Falando de argoladas, muitas vezes recordámos o ‘Pai Tomás’ (para quem não viveu esses tempos, o ‘venerando Chefe do Estado’ de antes do 25 de Abril) e as suas célebres tiradas, feitas de primarismo e redundâncias, quando não tropeções merecedores de palmatoadas. 

Foi o caso de, em dias consecutivos, ter inaugurado dois hotéis de 5 estrelas na ilha da Madeira, um no Funchal e outro no Machico. 

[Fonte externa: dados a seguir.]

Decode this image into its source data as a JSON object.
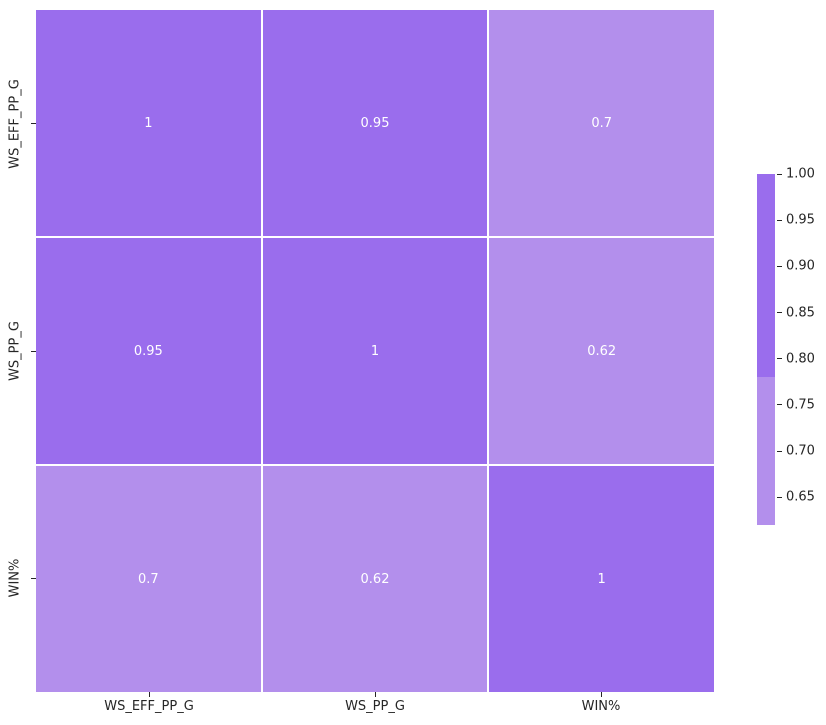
{
  "figure": {
    "background": "#ffffff"
  },
  "chart_data": {
    "type": "heatmap",
    "title": "",
    "xlabel": "",
    "ylabel": "",
    "x_tick_labels": [
      "WS_EFF_PP_G",
      "WS_PP_G",
      "WIN%"
    ],
    "y_tick_labels": [
      "WS_EFF_PP_G",
      "WS_PP_G",
      "WIN%"
    ],
    "matrix": [
      [
        1.0,
        0.95,
        0.7
      ],
      [
        0.95,
        1.0,
        0.62
      ],
      [
        0.7,
        0.62,
        1.0
      ]
    ],
    "cell_labels": [
      [
        "1",
        "0.95",
        "0.7"
      ],
      [
        "0.95",
        "1",
        "0.62"
      ],
      [
        "0.7",
        "0.62",
        "1"
      ]
    ],
    "colors": {
      "high": "#9a6ded",
      "low": "#b38fec",
      "high_threshold": 0.78,
      "annotation_text": "#ffffff",
      "grid_lines": "#ffffff",
      "axis_text": "#262626"
    },
    "colorbar": {
      "vmin": 0.62,
      "vmax": 1.0,
      "color_boundary_value": 0.78,
      "tick_values": [
        1.0,
        0.95,
        0.9,
        0.85,
        0.8,
        0.75,
        0.7,
        0.65
      ],
      "tick_labels": [
        "1.00",
        "0.95",
        "0.90",
        "0.85",
        "0.80",
        "0.75",
        "0.70",
        "0.65"
      ],
      "position": "right"
    },
    "grid": true,
    "legend": null
  }
}
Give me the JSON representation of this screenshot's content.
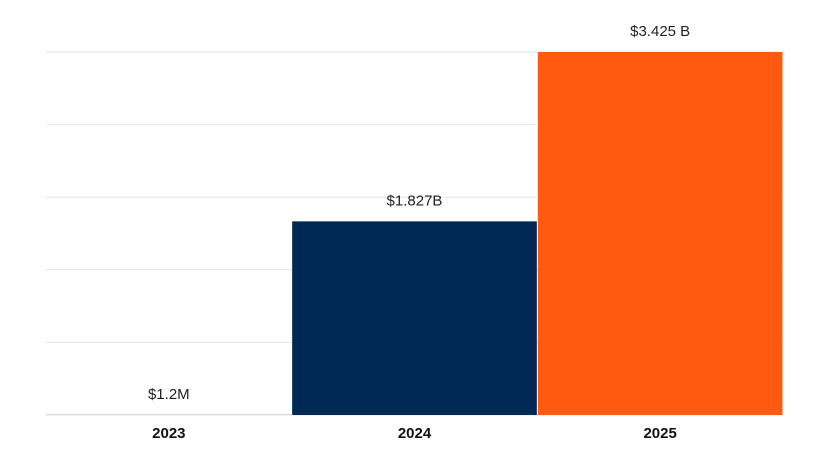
{
  "chart_data": {
    "type": "bar",
    "categories": [
      "2023",
      "2024",
      "2025"
    ],
    "series": [
      {
        "values": [
          1200000,
          1827000000,
          3425000000
        ],
        "value_labels": [
          "$1.2M",
          "$1.827B",
          "$3.425 B"
        ],
        "colors": [
          "#002855",
          "#002855",
          "#ff5a0f"
        ]
      }
    ],
    "ylim": [
      0,
      3425000000
    ],
    "yticks": [
      0,
      685000000,
      1370000000,
      2055000000,
      2740000000,
      3425000000
    ],
    "grid": true
  }
}
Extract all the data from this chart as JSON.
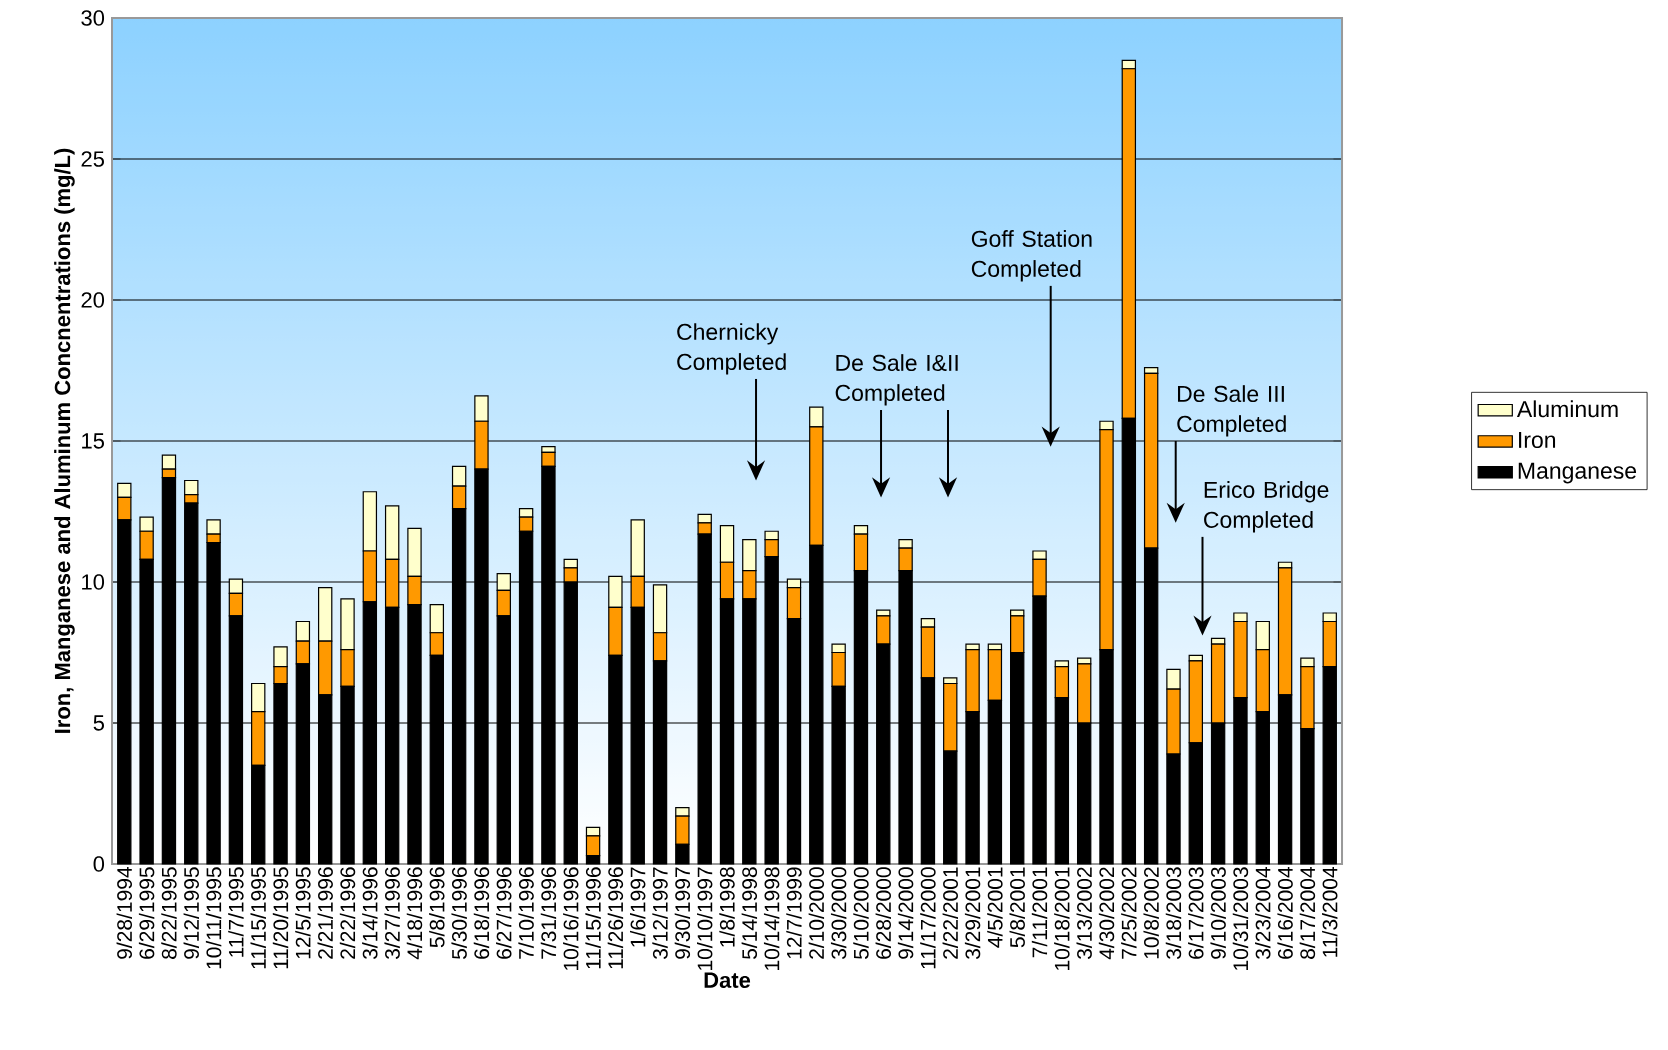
{
  "chart_data": {
    "type": "bar",
    "stacked": true,
    "xlabel": "Date",
    "ylabel": "Iron, Manganese and Aluminum Concnentrations (mg/L)",
    "categories": [
      "9/28/1994",
      "6/29/1995",
      "8/22/1995",
      "9/12/1995",
      "10/11/1995",
      "11/7/1995",
      "11/15/1995",
      "11/20/1995",
      "12/5/1995",
      "2/21/1996",
      "2/22/1996",
      "3/14/1996",
      "3/27/1996",
      "4/18/1996",
      "5/8/1996",
      "5/30/1996",
      "6/18/1996",
      "6/27/1996",
      "7/10/1996",
      "7/31/1996",
      "10/16/1996",
      "11/15/1996",
      "11/26/1996",
      "1/6/1997",
      "3/12/1997",
      "9/30/1997",
      "10/10/1997",
      "1/8/1998",
      "5/14/1998",
      "10/14/1998",
      "12/7/1999",
      "2/10/2000",
      "3/30/2000",
      "5/10/2000",
      "6/28/2000",
      "9/14/2000",
      "11/17/2000",
      "2/22/2001",
      "3/29/2001",
      "4/5/2001",
      "5/8/2001",
      "7/11/2001",
      "10/18/2001",
      "3/13/2002",
      "4/30/2002",
      "7/25/2002",
      "10/8/2002",
      "3/18/2003",
      "6/17/2003",
      "9/10/2003",
      "10/31/2003",
      "3/23/2004",
      "6/16/2004",
      "8/17/2004",
      "11/3/2004"
    ],
    "series": [
      {
        "name": "Manganese",
        "color": "#000000",
        "values": [
          12.2,
          10.8,
          13.7,
          12.8,
          11.4,
          8.8,
          3.5,
          6.4,
          7.1,
          6.0,
          6.3,
          9.3,
          9.1,
          9.2,
          7.4,
          12.6,
          14.0,
          8.8,
          11.8,
          14.1,
          10.0,
          0.3,
          7.4,
          9.1,
          7.2,
          0.7,
          11.7,
          9.4,
          9.4,
          10.9,
          8.7,
          11.3,
          6.3,
          10.4,
          7.8,
          10.4,
          6.6,
          4.0,
          5.4,
          5.8,
          7.5,
          9.5,
          5.9,
          5.0,
          7.6,
          15.8,
          11.2,
          3.9,
          4.3,
          5.0,
          5.9,
          5.4,
          6.0,
          4.8,
          7.0
        ]
      },
      {
        "name": "Iron",
        "color": "#ff9900",
        "values": [
          0.8,
          1.0,
          0.3,
          0.3,
          0.3,
          0.8,
          1.9,
          0.6,
          0.8,
          1.9,
          1.3,
          1.8,
          1.7,
          1.0,
          0.8,
          0.8,
          1.7,
          0.9,
          0.5,
          0.5,
          0.5,
          0.7,
          1.7,
          1.1,
          1.0,
          1.0,
          0.4,
          1.3,
          1.0,
          0.6,
          1.1,
          4.2,
          1.2,
          1.3,
          1.0,
          0.8,
          1.8,
          2.4,
          2.2,
          1.8,
          1.3,
          1.3,
          1.1,
          2.1,
          7.8,
          12.4,
          6.2,
          2.3,
          2.9,
          2.8,
          2.7,
          2.2,
          4.5,
          2.2,
          1.6
        ]
      },
      {
        "name": "Aluminum",
        "color": "#ffffcc",
        "values": [
          0.5,
          0.5,
          0.5,
          0.5,
          0.5,
          0.5,
          1.0,
          0.7,
          0.7,
          1.9,
          1.8,
          2.1,
          1.9,
          1.7,
          1.0,
          0.7,
          0.9,
          0.6,
          0.3,
          0.2,
          0.3,
          0.3,
          1.1,
          2.0,
          1.7,
          0.3,
          0.3,
          1.3,
          1.1,
          0.3,
          0.3,
          0.7,
          0.3,
          0.3,
          0.2,
          0.3,
          0.3,
          0.2,
          0.2,
          0.2,
          0.2,
          0.3,
          0.2,
          0.2,
          0.3,
          0.3,
          0.2,
          0.7,
          0.2,
          0.2,
          0.3,
          1.0,
          0.2,
          0.3,
          0.3
        ]
      }
    ],
    "ylim": [
      0,
      30
    ],
    "yticks": [
      0,
      5,
      10,
      15,
      20,
      25,
      30
    ],
    "grid": "y",
    "legend": "right",
    "annotations": [
      "Chernicky Completed",
      "De Sale I&II Completed",
      "Goff Station Completed",
      "De Sale III Completed",
      "Erico Bridge Completed"
    ]
  }
}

Na segunda inauguração, empolgado pelo ambiente, o velho almirante saiu-se com esta: «Não há dúvida de que estamos numa terra de progresso, ainda ontem inaugurei uma moderna unidade hoteleira, com x quartos, x metros quadrados de construção e x empregados, e hoje estou aqui a inaugurar outro hotel que ainda é melhor que o de ontem, porque… e lá veio a quantidade de quartos, metros quadrados e empregados.

Lembrei-me de Américo Thomaz quando vi o primeiro-ministro, na recente visita a Marrocos, debitar este mimo de elegância diplomática: «Ditou a sorte que Portugal e Marrocos estejam no mesmo grupo do campeonato do mundo de futebol, onde estão também a Espanha e o Irão. Deixo aqui os meus votos para que sejam os nossos dois países a passar à fase seguinte… assim eliminando um vizinho com quem partilhamos fronteiras e rios, e uma economia que namoramos em permanência. 

A gafe tem o tamanho de um elefante, mas a imprensa amiga poupou António Costa, com a amável tolerância que devotava a Mário Soares, nos seus constantes deslizes. Já Cavaco Silva, ‘filho de um Deus menor’, foi zurzido sem piedade e tornou-se alvo de gozo por causa de um inócuo bolo-rei, enquanto o sucessor mastiga onde quer, e como quer, sem que ninguém lhe aponte o dedo. E muito bem, acrescente-se. 

Claro que o primeiro-ministro sabe que ninguém vence os socialistas na guerra pelo controlo da informação. 

Foi sempre assim mas, com a trupe de Sócrates, tornou-se uma força imbatível nos media tradicionais, nas redes sociais e nos programas de antena aberta nas rádios e nas televisões. Simplesmente, às vezes o Diabo tece-as e o ridículo acaba no anedotário nacional, reduto da resistência popular e, por isso mesmo, impossível de domesticar.

Senhor primeiro-ministro, quer um conselho de amigo? Quando se sentir empolgado, por exemplo, quando achar que «2017 foi um ano saboroso»… gargarejos! Muitos e prolongados gargarejos!